6.1.Op grond van artikel 26.1, aanhef en onder a van het bestemmingsplan kan met een omgevingsvergunning worden afgeweken van artikel 23, onder b, onder voorwaarde dat
1. de zelfstandige woning die als gevolg van de splitsing ontstaat, tenminste een volledige bouwlaag beslaat;
2. de parkeerdruk in het gebied waarin de te splitsen woning volgens het ten tijde van de terinzagelegging van het ontwerp van dit bestemmingsplan vigerende Nota Parkeernormen Den Haag opgenomen kaartfragment met stadsdeel- wijk en buurtgrenzen is gelegen, niet meer bedraagt dan 90%;
3. er geen onevenredige aantasting plaatsvindt van het woon- en leefmilieu;
4. in het Rijksbeschermd stadsgezicht is artikel 21 onverminderd van toepassing.
Inhoudelijke overwegingen
7. De rechtbank stelt voorop dat het college de bezwaren van de omwonenden tegen de eerste omgevingsvergunning, met toepassing van artikel 6:19, eerste lid, van de Algemene wet bestuursrecht van rechtswege mede gericht heeft geacht tegen de tweede en derde omgevingsvergunning. Nu geen van de partijen hiertegen in beroep is opgekomen en gelet op de samenhang tussen de opvolgend aangevraagde bouwplannen, zal de rechtbank hierbij aansluiten. De rechtbank ziet wel aanleiding om, anders dan het college in het bestreden besluit heeft gedaan, de drie onderscheiden omgevingsvergunningen elk afzonderlijk te beoordelen.
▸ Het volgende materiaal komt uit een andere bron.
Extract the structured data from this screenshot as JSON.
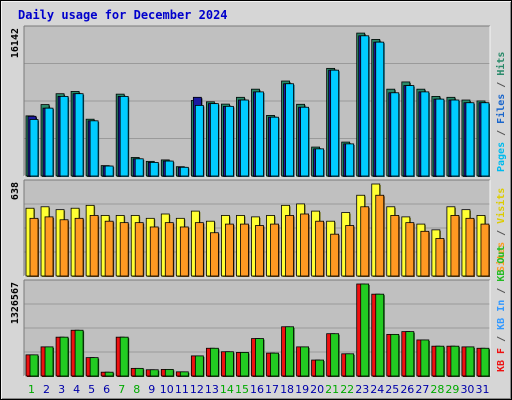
{
  "chart_data": {
    "type": "bar",
    "title": "Daily usage for December 2024",
    "categories": [
      "1",
      "2",
      "3",
      "4",
      "5",
      "6",
      "7",
      "8",
      "9",
      "10",
      "11",
      "12",
      "13",
      "14",
      "15",
      "16",
      "17",
      "18",
      "19",
      "20",
      "21",
      "22",
      "23",
      "24",
      "25",
      "26",
      "27",
      "28",
      "29",
      "30",
      "31"
    ],
    "weekend_days": [
      "1",
      "7",
      "8",
      "14",
      "15",
      "21",
      "22",
      "28",
      "29"
    ],
    "panels": [
      {
        "id": "top",
        "max_label": "16142",
        "ymax": 16142,
        "series": [
          {
            "name": "Hits",
            "color": "#2a8a6a",
            "values": [
              6650,
              7900,
              9100,
              9350,
              6280,
              1150,
              9050,
              2050,
              1620,
              1780,
              1030,
              8350,
              8200,
              7950,
              8700,
              9600,
              6700,
              10500,
              7930,
              3200,
              11900,
              3750,
              15800,
              15100,
              9600,
              10400,
              9600,
              8800,
              8700,
              8400,
              8300
            ]
          },
          {
            "name": "Files",
            "color": "#1a1aa0",
            "values": [
              6600,
              7500,
              8800,
              9100,
              6100,
              1100,
              8800,
              1900,
              1500,
              1650,
              960,
              8700,
              8000,
              7700,
              8400,
              9300,
              6500,
              10200,
              7600,
              3000,
              11700,
              3550,
              15500,
              14800,
              9200,
              10000,
              9300,
              8500,
              8400,
              8100,
              8100
            ]
          },
          {
            "name": "Pages",
            "color": "#00ccff",
            "values": [
              6250,
              7500,
              8800,
              9100,
              6100,
              1100,
              8800,
              1900,
              1500,
              1650,
              960,
              7800,
              8000,
              7700,
              8400,
              9300,
              6500,
              10200,
              7600,
              3000,
              11700,
              3550,
              15500,
              14800,
              9200,
              10000,
              9300,
              8500,
              8400,
              8100,
              8100
            ]
          }
        ]
      },
      {
        "id": "middle",
        "max_label": "638",
        "ymax": 638,
        "series": [
          {
            "name": "Visits",
            "color": "#ffff33",
            "values": [
              470,
              480,
              460,
              470,
              490,
              420,
              420,
              420,
              400,
              430,
              400,
              450,
              380,
              420,
              420,
              410,
              420,
              490,
              500,
              450,
              380,
              440,
              560,
              638,
              480,
              410,
              360,
              320,
              480,
              460,
              420
            ]
          },
          {
            "name": "Sites",
            "color": "#ff9922",
            "values": [
              400,
              410,
              390,
              400,
              420,
              380,
              370,
              370,
              340,
              370,
              340,
              370,
              300,
              360,
              360,
              350,
              360,
              420,
              430,
              380,
              290,
              350,
              480,
              560,
              420,
              370,
              310,
              260,
              420,
              400,
              360
            ]
          }
        ]
      },
      {
        "id": "bottom",
        "max_label": "1326567",
        "ymax": 1326567,
        "series": [
          {
            "name": "KB F",
            "color": "#ee1111",
            "values": [
              305000,
              420000,
              560000,
              660000,
              265000,
              55000,
              560000,
              110000,
              90000,
              95000,
              60000,
              290000,
              400000,
              350000,
              340000,
              540000,
              330000,
              710000,
              420000,
              230000,
              610000,
              320000,
              1326567,
              1180000,
              600000,
              640000,
              520000,
              430000,
              430000,
              420000,
              400000
            ]
          },
          {
            "name": "KB In",
            "color": "#3399ff",
            "values": []
          },
          {
            "name": "KB Out",
            "color": "#22cc22",
            "values": [
              305000,
              420000,
              560000,
              660000,
              265000,
              55000,
              560000,
              110000,
              90000,
              95000,
              60000,
              290000,
              400000,
              350000,
              340000,
              540000,
              330000,
              710000,
              420000,
              230000,
              610000,
              320000,
              1326567,
              1180000,
              600000,
              640000,
              520000,
              430000,
              430000,
              420000,
              400000
            ]
          }
        ]
      }
    ],
    "right_legends": [
      [
        {
          "text": "Pages",
          "color": "#00bbee"
        },
        {
          "text": " / ",
          "color": "#555555"
        },
        {
          "text": "Files",
          "color": "#1a66cc"
        },
        {
          "text": " / ",
          "color": "#555555"
        },
        {
          "text": "Hits",
          "color": "#2a8a6a"
        }
      ],
      [
        {
          "text": "Sites",
          "color": "#ff9922"
        },
        {
          "text": " / ",
          "color": "#555555"
        },
        {
          "text": "Visits",
          "color": "#ddcc00"
        }
      ],
      [
        {
          "text": "KB F",
          "color": "#ee1111"
        },
        {
          "text": " / ",
          "color": "#555555"
        },
        {
          "text": "KB In",
          "color": "#3399ff"
        },
        {
          "text": " / ",
          "color": "#555555"
        },
        {
          "text": "KB Out",
          "color": "#22bb22"
        }
      ]
    ],
    "grid": true,
    "day_label_color": "#0000aa",
    "weekend_label_color": "#00aa00"
  }
}
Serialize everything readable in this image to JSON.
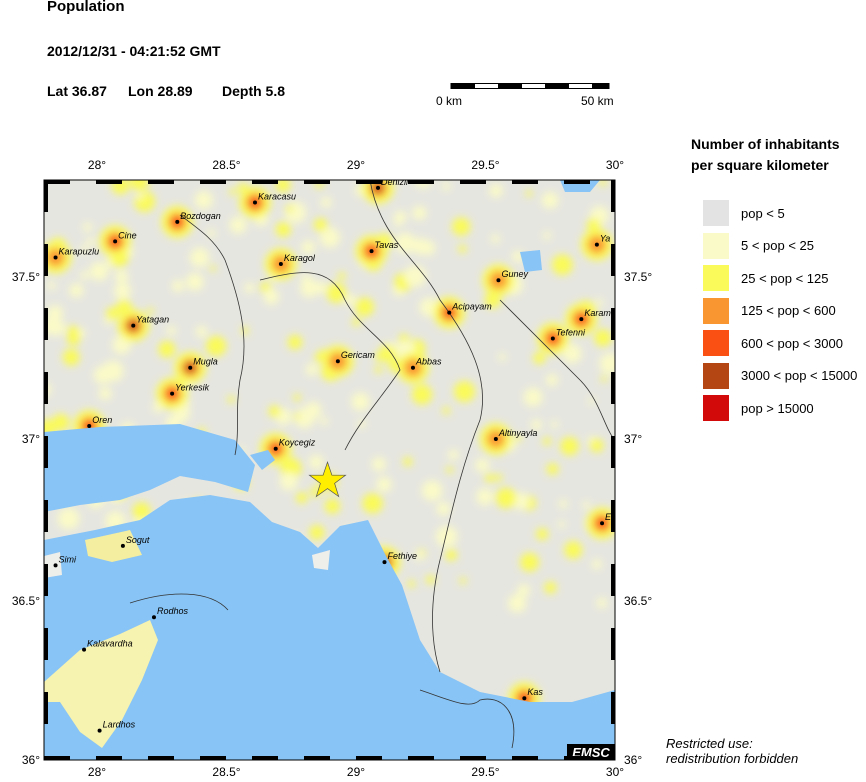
{
  "header": {
    "title": "Population",
    "datetime": "2012/12/31 - 04:21:52 GMT",
    "lat_label": "Lat 36.87",
    "lon_label": "Lon  28.89",
    "depth_label": "Depth  5.8"
  },
  "scale_bar": {
    "start": "0 km",
    "end": "50 km"
  },
  "map": {
    "lon_range": [
      27.8,
      30.0
    ],
    "lat_range": [
      36.0,
      37.8
    ],
    "lon_ticks": [
      {
        "v": 28,
        "t": "28°"
      },
      {
        "v": 28.5,
        "t": "28.5°"
      },
      {
        "v": 29,
        "t": "29°"
      },
      {
        "v": 29.5,
        "t": "29.5°"
      },
      {
        "v": 30,
        "t": "30°"
      }
    ],
    "lat_ticks": [
      {
        "v": 37.5,
        "t": "37.5°"
      },
      {
        "v": 37,
        "t": "37°"
      },
      {
        "v": 36.5,
        "t": "36.5°"
      },
      {
        "v": 36,
        "t": "36°"
      }
    ],
    "epicenter": {
      "lon": 28.89,
      "lat": 36.87,
      "icon": "star-icon",
      "color": "#ffee00"
    },
    "sea_color": "#88c4f5",
    "land_color": "#e6e6e0",
    "cities": [
      {
        "name": "Denizli",
        "lon": 29.085,
        "lat": 37.775,
        "density": "high"
      },
      {
        "name": "Karacasu",
        "lon": 28.61,
        "lat": 37.73,
        "density": "mid"
      },
      {
        "name": "Bozdogan",
        "lon": 28.31,
        "lat": 37.67,
        "density": "mid"
      },
      {
        "name": "Cine",
        "lon": 28.07,
        "lat": 37.61,
        "density": "mid"
      },
      {
        "name": "Karapuzlu",
        "lon": 27.84,
        "lat": 37.56,
        "density": "low"
      },
      {
        "name": "Tavas",
        "lon": 29.06,
        "lat": 37.58,
        "density": "mid"
      },
      {
        "name": "Karagol",
        "lon": 28.71,
        "lat": 37.54,
        "density": "low"
      },
      {
        "name": "Guney",
        "lon": 29.55,
        "lat": 37.49,
        "density": "low"
      },
      {
        "name": "Ya",
        "lon": 29.93,
        "lat": 37.6,
        "density": "low"
      },
      {
        "name": "Acipayam",
        "lon": 29.36,
        "lat": 37.39,
        "density": "mid"
      },
      {
        "name": "Karamar",
        "lon": 29.87,
        "lat": 37.37,
        "density": "mid"
      },
      {
        "name": "Tefenni",
        "lon": 29.76,
        "lat": 37.31,
        "density": "mid"
      },
      {
        "name": "Yatagan",
        "lon": 28.14,
        "lat": 37.35,
        "density": "high"
      },
      {
        "name": "Mugla",
        "lon": 28.36,
        "lat": 37.22,
        "density": "high"
      },
      {
        "name": "Gericam",
        "lon": 28.93,
        "lat": 37.24,
        "density": "low"
      },
      {
        "name": "Abbas",
        "lon": 29.22,
        "lat": 37.22,
        "density": "low"
      },
      {
        "name": "Yerkesik",
        "lon": 28.29,
        "lat": 37.14,
        "density": "mid"
      },
      {
        "name": "Oren",
        "lon": 27.97,
        "lat": 37.04,
        "density": "mid"
      },
      {
        "name": "Altinyayla",
        "lon": 29.54,
        "lat": 37.0,
        "density": "low"
      },
      {
        "name": "Koycegiz",
        "lon": 28.69,
        "lat": 36.97,
        "density": "mid"
      },
      {
        "name": "Elma",
        "lon": 29.95,
        "lat": 36.74,
        "density": "mid"
      },
      {
        "name": "Simi",
        "lon": 27.84,
        "lat": 36.61,
        "density": "low"
      },
      {
        "name": "Sogut",
        "lon": 28.1,
        "lat": 36.67,
        "density": "mid"
      },
      {
        "name": "Fethiye",
        "lon": 29.11,
        "lat": 36.62,
        "density": "high"
      },
      {
        "name": "Rodhos",
        "lon": 28.22,
        "lat": 36.45,
        "density": "high"
      },
      {
        "name": "Kalavardha",
        "lon": 27.95,
        "lat": 36.35,
        "density": "low"
      },
      {
        "name": "Kas",
        "lon": 29.65,
        "lat": 36.2,
        "density": "mid"
      },
      {
        "name": "Lardhos",
        "lon": 28.01,
        "lat": 36.1,
        "density": "mid"
      }
    ],
    "watermark": "EMSC"
  },
  "legend": {
    "title_line1": "Number of inhabitants",
    "title_line2": "per square kilometer",
    "items": [
      {
        "label": "pop < 5",
        "color": "#e3e3e3"
      },
      {
        "label": "5 < pop < 25",
        "color": "#fafac8"
      },
      {
        "label": "25 < pop < 125",
        "color": "#fafa5a"
      },
      {
        "label": "125 < pop < 600",
        "color": "#fa9632"
      },
      {
        "label": "600 < pop < 3000",
        "color": "#fa5014"
      },
      {
        "label": "3000 < pop < 15000",
        "color": "#b44614"
      },
      {
        "label": "pop > 15000",
        "color": "#d20a0a"
      }
    ]
  },
  "note": {
    "line1": "Restricted use:",
    "line2": "redistribution forbidden"
  }
}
De eerste omgevingsvergunning
8. De rechtbank stelt vast dat het college in het bestreden besluit – met overneming van het advies van de bezwaarschriftencommissie – heeft uiteengezet dat de eerste omgevingsvergunning geen strijd oplevert met het splitsingsverbod. Ter zitting heeft het college dit standpunt bevestigd. Naar het oordeel van de rechtbank is dit standpunt juist. Met de eerste omgevingsvergunning is onder meer de realisatie van een extra bouwlaag met daarin twee zelfstandige woningen vergund. Het gaat hierbij om het toevoegen van twee nieuwe woningen, niet om het splitsen van een reeds bestaande woning in twee of meer nieuwe woningen. Dat betekent dat het splitsingsverbod niet in de weg stond aan verlening van deze omgevingsvergunning. Niet valt daarom in te zien waarom het college desondanks in het bestreden besluit aanleiding heeft gezien om de eerste omgevingsvergunning te herroepen wegens strijd met het splitsingsverbod. De rechtbank volgt het college niet voor zover dit het standpunt heeft ingenomen dat de herroeping van de eerste omgevingsvergunning was aangewezen omdat door het verlenen van de tweede en/of derde omgevingsvergunning alsnog strijd met het splitsingsverbod ontstond. De eerste omgevingsvergunning betreft een zelfstandig bouwproject dat kan worden gerealiseerd, los van de wijzigingen die nadien met de tweede en derde omgevingsvergunning zijn vergund. In zoverre slaagt het betoog van eiseres.